Music of Henry Purcell, antique and progressive all at once

January 20, 2009

In recent times, the English composer Henry Purcell was most widely known for a piece he didn’t write -- the “Trumpet Voluntary,” which dates from 1700, five years after his death from tuberculosis at age 37. (Maybe he was the ghost writer?) At the end of his life, he was the Stephen Sondheim of his time,  his country’s foremost composer for the theater, including incidental music and songs for many plays and one full-fledged opera, the masterful “Dido and Aeneas.” But near the start of his career, at age 22, he dashed off a remarkable series of fantasies in the then-old-fashioned polyphonic style for three and four viols. (A viol is a six-stringed, fretted instrument related to the guitar, but made in several sizes, played with a bow, and held upright between the player’s legs, like a cello. In Italy, it’s called a viola da gamba.)

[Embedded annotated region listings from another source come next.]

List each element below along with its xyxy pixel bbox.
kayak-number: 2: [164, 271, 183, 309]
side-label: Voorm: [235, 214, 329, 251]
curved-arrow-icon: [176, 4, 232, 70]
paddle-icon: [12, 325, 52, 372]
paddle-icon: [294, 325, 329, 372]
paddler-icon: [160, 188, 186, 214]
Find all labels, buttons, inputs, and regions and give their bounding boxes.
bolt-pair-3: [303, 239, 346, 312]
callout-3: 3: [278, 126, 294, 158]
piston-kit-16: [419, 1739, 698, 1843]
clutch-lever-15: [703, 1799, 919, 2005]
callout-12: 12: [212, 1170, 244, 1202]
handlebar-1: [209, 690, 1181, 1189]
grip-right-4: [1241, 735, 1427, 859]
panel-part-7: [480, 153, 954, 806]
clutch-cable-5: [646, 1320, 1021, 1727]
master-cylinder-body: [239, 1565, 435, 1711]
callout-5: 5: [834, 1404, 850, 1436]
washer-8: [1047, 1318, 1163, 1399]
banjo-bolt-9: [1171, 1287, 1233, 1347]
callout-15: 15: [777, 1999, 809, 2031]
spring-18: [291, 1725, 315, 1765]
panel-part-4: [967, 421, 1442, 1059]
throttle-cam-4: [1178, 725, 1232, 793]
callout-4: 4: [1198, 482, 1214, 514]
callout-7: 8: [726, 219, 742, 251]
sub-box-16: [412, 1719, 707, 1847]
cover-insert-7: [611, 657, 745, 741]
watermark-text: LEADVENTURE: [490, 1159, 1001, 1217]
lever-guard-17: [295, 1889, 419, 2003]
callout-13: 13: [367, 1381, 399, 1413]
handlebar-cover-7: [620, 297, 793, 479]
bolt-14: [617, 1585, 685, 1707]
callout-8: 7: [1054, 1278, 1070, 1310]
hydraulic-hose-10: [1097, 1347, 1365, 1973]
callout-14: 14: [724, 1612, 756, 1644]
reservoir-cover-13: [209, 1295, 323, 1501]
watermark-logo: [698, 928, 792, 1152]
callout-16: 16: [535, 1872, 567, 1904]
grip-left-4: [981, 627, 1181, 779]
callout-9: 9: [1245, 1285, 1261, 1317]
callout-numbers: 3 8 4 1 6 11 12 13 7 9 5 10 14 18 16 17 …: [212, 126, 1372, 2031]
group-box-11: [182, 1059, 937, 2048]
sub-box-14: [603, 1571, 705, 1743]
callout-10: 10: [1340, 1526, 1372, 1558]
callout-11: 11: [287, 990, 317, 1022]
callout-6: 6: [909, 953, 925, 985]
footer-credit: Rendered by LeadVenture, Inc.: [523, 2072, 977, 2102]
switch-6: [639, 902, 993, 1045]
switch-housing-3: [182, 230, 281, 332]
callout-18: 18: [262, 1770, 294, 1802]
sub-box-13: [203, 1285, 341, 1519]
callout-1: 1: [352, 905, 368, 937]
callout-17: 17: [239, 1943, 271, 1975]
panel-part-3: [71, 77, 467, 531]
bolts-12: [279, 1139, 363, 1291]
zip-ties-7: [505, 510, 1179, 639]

The six members of the English ensemble Fretwork, joined by mezzo-soprano Clare Wilkinson, visited on Jan. 18 with an all-Purcell program, including the 12 fantasies for viols of 1680, several songs and the famous lament of Dido from “Dido and Aeneas.” The San Antonio Chamber Music Society presented the concert at Temple Beth-El.

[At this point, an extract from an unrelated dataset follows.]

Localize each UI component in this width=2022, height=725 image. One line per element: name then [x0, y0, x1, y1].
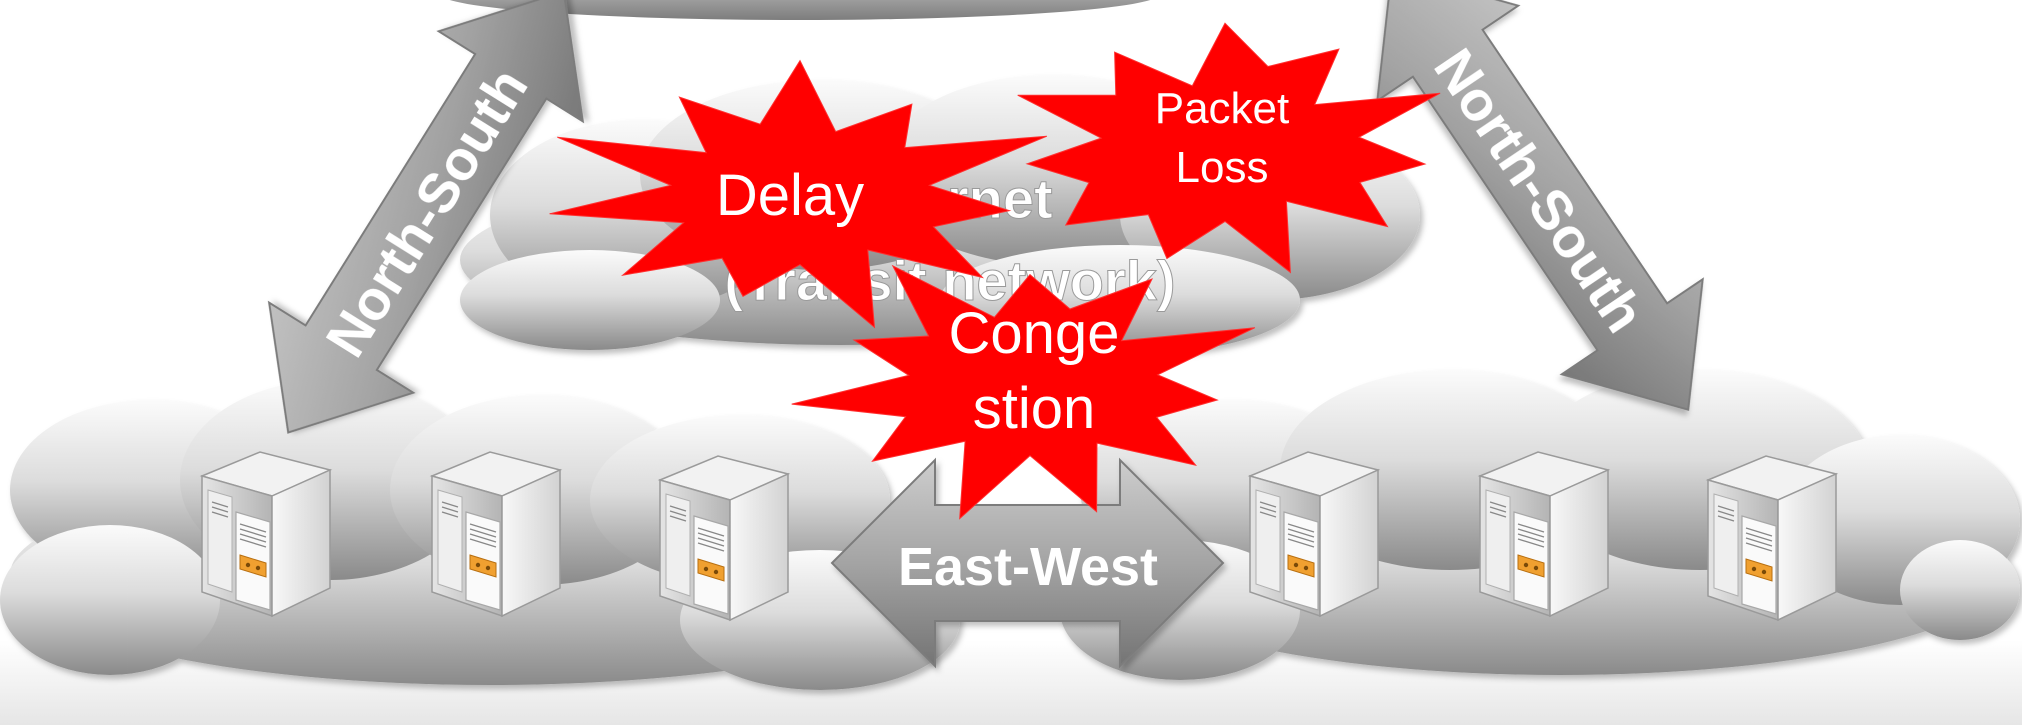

Playing in various combinations, Fretwork impressed with impeccable intonation, deft technique, clear delineation of voices and deep appreciation for both the antiquarian and progressive aspects of the music: Though the fantasies of 1680 looked backward to the compositional technique of Renaissance polyphony, they also anticipated Purcell’s later theatrical music, and indeed the music of a century later, with highly sophisticated, often surprising melodic contours and, in quick passages, restless energy.

Wilkinson, for the most part, exemplified the pure, organlike, non-vibrato vocal style of the period, and the highest standard of historically informed performance. (A bit of vibrato crept into some sustained notes in the upper middle register, paradoxically giving those patches a bland quality.) Her pitch control was extraordinary, and her phrasing and dynamics always conveyed what the texts were about. Most remarkable was the click-stop precision of her shifts from note to note. Wilkinson's contributions included, along with Dido's Lament, the songs "In Love's a Sweet Passion," "Sweeter than Roses," "O Solitude" and "Music for a While." Too short a while.